Fraxel (Reliant) laser therapy can successfully treat striae distensae and can very well be just what the doctor ordered in terms of the future gold standard treatment, according to one expert.
"Past treatments of striae distensae include topical retinoid therapy, chemical peels, as well as pulsed dye laser therapy. All these treatments have been used but have had only varying degrees of success, frustrating both patient and physician.
"We recently did a study with Fraxel laser therapy for striae distensae and could achieve very positive results," says Sung-Eun Chang, M.D., Ph.D., assistant professor of the department of dermatology and research institute of dermatology at the University of Ulsan College of Medicine, Asan Medical Center, Seoul, Korea.
Dr. Chang says that fractional photothermolysis (FP) is a new concept using arrays of microscopic thermal damage patterns to stimulate a therapeutic response.
The Fraxel laser is designed to deliver 2,000 microthermal zones (MTZs) per square centimeter in a regular treatment session, and is able to provide optimal spacing between MTZs (a 200 to 300 micron distance). In her study, Dr. Chang analyzed the epidermal and dermal response to FP with the aim of correlating histopathological and clinical responses in patients with striae distensae.
The results showed that after one single treatment session of fractional photothermolysis, a promising clinical response in lesion color and size could be achieved.
"We saw that the number of the striae treated, and the sum of the length as well as the measurement of the widest portion of the striae decreased post-treatment. Furthermore, we did not see any side effects such as blistering, scarring, hypo- or hyperpigmentation," Dr. Chang tells Dermatology Times.
Dr. Chang explains that the Fraxel laser can be used on patients with aging and sun damaged skin, wrinkles and fine lines as well as pigmented lesions, and results are very pleasing. She says, however, that using the Fraxel laser for striae distensae has been uncharted territory to date.
In the study, four female patients with striae gravidarum were treated with fractional photothermolysis (1,550 nm Fraxel SR laser).
The patients in the study all had Fitzpatrick skin type IV. Dr. Chang performed a single treatment consisting of a pulse energy of 18mJ (MTZ) and a final density of 125 MTZ/cm. Dr. Chang assessed the treatment responses by evaluating pretreatment and four-week post-treatment photographs of the target areas, as well as a skin biopsy in one patient using Masson's trichrome and elastic fiber stainings.
Dr.
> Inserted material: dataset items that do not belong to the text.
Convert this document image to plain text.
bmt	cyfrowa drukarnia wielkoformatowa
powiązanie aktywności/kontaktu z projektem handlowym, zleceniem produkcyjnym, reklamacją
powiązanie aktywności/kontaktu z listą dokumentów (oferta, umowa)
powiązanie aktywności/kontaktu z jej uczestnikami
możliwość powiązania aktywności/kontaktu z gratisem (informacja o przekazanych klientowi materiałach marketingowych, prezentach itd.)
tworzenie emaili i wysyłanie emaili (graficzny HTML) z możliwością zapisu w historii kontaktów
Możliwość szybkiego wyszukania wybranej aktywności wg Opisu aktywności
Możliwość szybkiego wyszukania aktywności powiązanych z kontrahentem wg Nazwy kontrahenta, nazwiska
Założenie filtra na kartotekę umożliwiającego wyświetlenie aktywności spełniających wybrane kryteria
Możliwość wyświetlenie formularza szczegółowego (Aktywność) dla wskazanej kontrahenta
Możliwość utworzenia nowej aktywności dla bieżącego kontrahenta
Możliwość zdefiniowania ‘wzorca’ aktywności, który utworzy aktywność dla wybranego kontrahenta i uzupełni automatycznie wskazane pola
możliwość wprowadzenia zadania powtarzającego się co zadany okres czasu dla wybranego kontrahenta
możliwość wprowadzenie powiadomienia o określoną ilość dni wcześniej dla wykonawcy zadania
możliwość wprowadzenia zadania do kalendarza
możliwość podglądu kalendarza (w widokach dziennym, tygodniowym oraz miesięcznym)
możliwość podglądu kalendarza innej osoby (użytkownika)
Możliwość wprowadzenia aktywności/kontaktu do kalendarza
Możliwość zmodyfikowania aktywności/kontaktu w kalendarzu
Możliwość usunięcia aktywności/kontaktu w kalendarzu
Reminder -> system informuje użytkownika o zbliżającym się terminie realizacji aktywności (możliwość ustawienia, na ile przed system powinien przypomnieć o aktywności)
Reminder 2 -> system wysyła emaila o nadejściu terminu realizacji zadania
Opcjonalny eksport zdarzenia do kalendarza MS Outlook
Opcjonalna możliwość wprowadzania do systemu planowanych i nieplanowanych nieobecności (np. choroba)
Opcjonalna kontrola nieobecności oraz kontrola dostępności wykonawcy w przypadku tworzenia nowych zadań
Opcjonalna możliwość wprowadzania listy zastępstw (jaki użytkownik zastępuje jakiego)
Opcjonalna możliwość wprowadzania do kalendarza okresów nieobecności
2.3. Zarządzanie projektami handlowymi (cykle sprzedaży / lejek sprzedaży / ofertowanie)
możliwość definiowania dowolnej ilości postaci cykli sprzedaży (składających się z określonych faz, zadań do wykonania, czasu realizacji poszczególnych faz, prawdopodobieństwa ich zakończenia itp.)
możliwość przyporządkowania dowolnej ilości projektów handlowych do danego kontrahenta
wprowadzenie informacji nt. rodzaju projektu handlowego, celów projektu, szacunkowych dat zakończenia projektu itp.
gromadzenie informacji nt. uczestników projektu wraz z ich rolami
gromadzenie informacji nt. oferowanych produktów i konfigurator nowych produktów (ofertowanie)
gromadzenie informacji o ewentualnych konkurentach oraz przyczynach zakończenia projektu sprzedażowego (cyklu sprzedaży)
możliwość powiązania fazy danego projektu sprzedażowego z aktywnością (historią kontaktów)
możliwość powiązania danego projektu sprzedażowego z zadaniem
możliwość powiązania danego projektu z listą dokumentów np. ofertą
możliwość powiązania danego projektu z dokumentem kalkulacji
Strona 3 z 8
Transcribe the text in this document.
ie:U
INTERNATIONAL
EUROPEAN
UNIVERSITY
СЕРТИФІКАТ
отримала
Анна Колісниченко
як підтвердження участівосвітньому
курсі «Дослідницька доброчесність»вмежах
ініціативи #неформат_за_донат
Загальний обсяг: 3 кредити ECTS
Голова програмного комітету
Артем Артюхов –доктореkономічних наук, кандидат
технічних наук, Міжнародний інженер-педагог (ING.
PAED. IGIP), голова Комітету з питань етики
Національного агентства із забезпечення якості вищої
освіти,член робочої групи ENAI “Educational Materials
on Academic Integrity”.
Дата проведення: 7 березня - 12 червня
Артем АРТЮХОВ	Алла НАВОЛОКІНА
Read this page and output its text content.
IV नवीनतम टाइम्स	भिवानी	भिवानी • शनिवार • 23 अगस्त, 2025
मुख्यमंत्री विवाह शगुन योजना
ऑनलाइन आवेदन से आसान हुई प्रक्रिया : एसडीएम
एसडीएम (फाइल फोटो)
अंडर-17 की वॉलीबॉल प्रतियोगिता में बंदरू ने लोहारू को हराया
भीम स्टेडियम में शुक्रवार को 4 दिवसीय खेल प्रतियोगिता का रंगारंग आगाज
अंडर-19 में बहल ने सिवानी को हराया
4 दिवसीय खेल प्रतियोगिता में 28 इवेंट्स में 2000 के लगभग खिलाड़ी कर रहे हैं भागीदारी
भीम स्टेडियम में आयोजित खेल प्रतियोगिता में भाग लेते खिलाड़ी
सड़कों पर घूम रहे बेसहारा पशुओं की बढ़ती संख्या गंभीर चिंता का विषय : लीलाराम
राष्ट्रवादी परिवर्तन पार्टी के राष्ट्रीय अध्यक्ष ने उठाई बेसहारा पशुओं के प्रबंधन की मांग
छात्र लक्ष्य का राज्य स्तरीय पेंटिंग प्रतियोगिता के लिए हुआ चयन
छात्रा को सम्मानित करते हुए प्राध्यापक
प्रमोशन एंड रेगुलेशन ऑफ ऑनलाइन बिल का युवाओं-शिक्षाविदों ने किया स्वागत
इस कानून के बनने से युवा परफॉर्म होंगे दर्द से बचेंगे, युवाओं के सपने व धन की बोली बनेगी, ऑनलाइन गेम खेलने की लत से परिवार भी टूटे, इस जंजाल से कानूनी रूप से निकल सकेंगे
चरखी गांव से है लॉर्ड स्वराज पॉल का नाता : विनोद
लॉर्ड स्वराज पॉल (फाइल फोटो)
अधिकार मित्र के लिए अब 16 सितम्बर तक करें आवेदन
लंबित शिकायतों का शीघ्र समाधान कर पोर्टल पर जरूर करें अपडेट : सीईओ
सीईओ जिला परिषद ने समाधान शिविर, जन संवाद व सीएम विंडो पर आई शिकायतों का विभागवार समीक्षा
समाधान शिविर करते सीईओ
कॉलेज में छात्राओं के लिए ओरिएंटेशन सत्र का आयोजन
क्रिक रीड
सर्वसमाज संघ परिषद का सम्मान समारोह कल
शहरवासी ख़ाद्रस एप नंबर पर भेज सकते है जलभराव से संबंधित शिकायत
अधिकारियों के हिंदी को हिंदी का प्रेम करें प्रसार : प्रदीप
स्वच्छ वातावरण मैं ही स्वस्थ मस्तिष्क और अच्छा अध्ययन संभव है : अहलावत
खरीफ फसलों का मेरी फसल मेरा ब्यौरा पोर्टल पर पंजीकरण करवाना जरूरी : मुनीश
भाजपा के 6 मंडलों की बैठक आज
Chang says the histopathology of the abdominal skin before the laser treatment showed a thinned epidermis, as well as frayed and separated collagen fiber bundles in their horizontal plane.
"After one single laser session, the collagen bundle appeared normal and the dermis was thicker, histologically proving the positive effect of the Fraxel laser on the tissues," Dr. Chang says.
She says that post-treatment, the Masson's trichrome stain showed that the collagen fibers significantly took up more blue stain, and the elastic fiber stain clearly showed an increase in the number of elastic fibers.
"The Fraxel laser proved to be effective for the treatment of striae distensae with practically no down time for the patients. There were no side effects to speak of, and the histopathological results matched our clinical observations," Dr. Chang says.
Disclosures: No disclosures are reported.